The thing you have to remember is that most pirate Captains were not captains before they joined pirate crews. Some would have been officers in the Royal or Merchant Navy, others might have been a part of privateer ships and worked their way up to the rank of pirate Captain. A few may have simply mutinied and become Captain this way.
How did pirates captains dress?
It’s very likely that a Pirate Captain would dress much like their crew which was, of course, according to the times. Especially on pirate vessels, where Captains shared the heavy work with their men, this would mean practical seafarers clothes.

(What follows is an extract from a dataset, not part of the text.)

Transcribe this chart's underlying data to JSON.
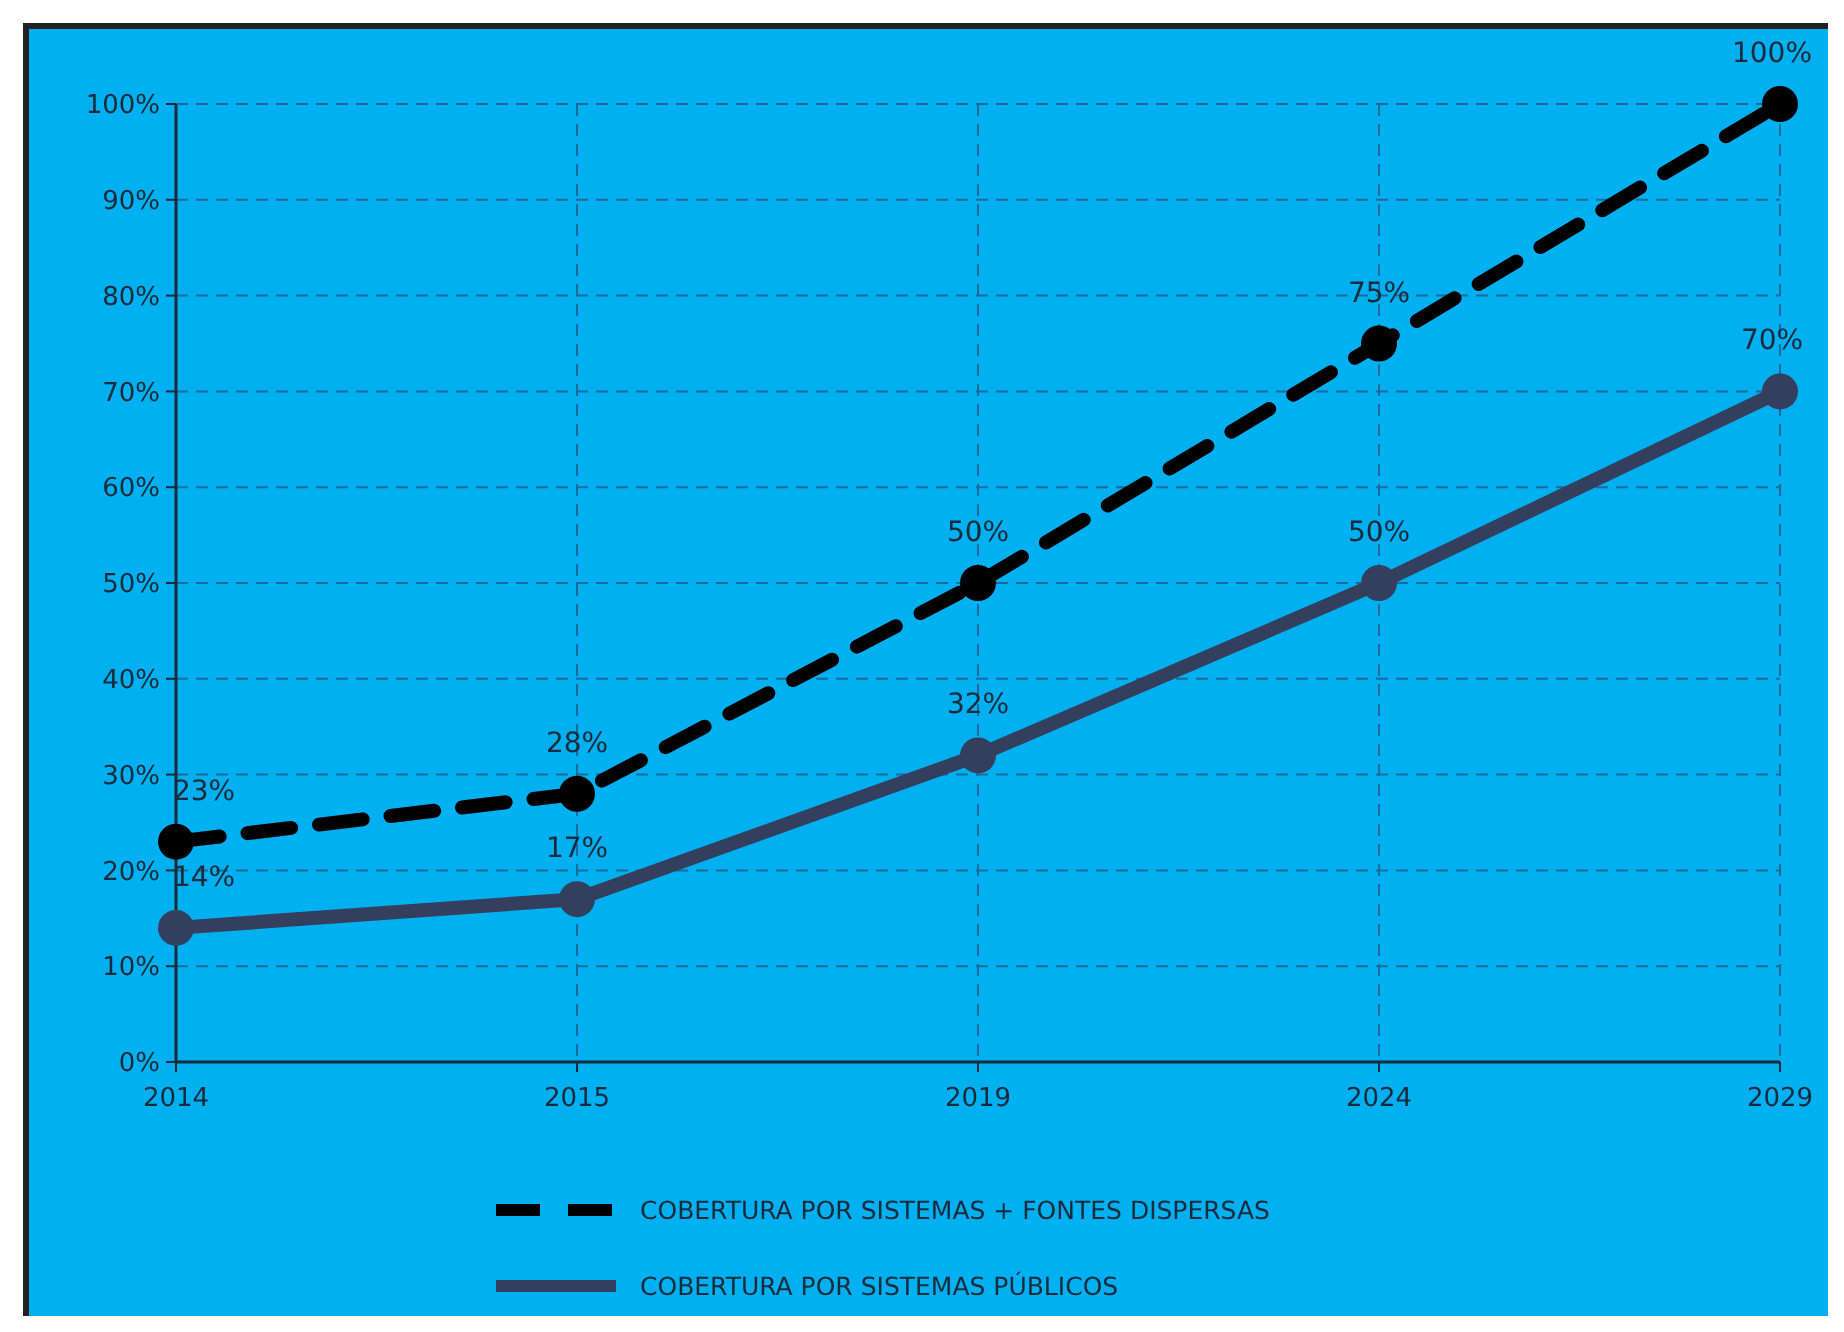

Despite the impracticability of finery, some pirate Captains were known to take great pleasure in dressing themselves in the latests fashion, particularly when they were celebrating ashore. In such circumstances their clothes would have been influenced, most likely, by the military or naval fashion of the day. Instead of canvas or wool, however, you can be sure you would have seen some silks, brocades and damasks. It is doubtful that these clothes would have been worn at sea, but certainly the clothes worn at sea would have been practical adaptations of the fashions on shore. This mean that tarred canvas coats would have been worn rather than heavy wool, and light linen might have been favoured over silk by pirate captains, especially in the Caribbean.
There has been some evidence to show that this adaptation of fashion was, indeed, a reality. When long coats with large cuffs were fashionable in the 1680s, for example, shades of this could be seen on board naval and pirate ships. This is shown by pictures of officers wearing long coats with a more practical mariner’s cuff rather than the long ones.
One interesting thing that was reported about pirate Captains and their dress codes; upon capture by Naval forces they would alter their clothes in order to blend in with the rest of the crew, especially if they were in danger of being captured. The pirate captain would want to pass of as a member of the crew.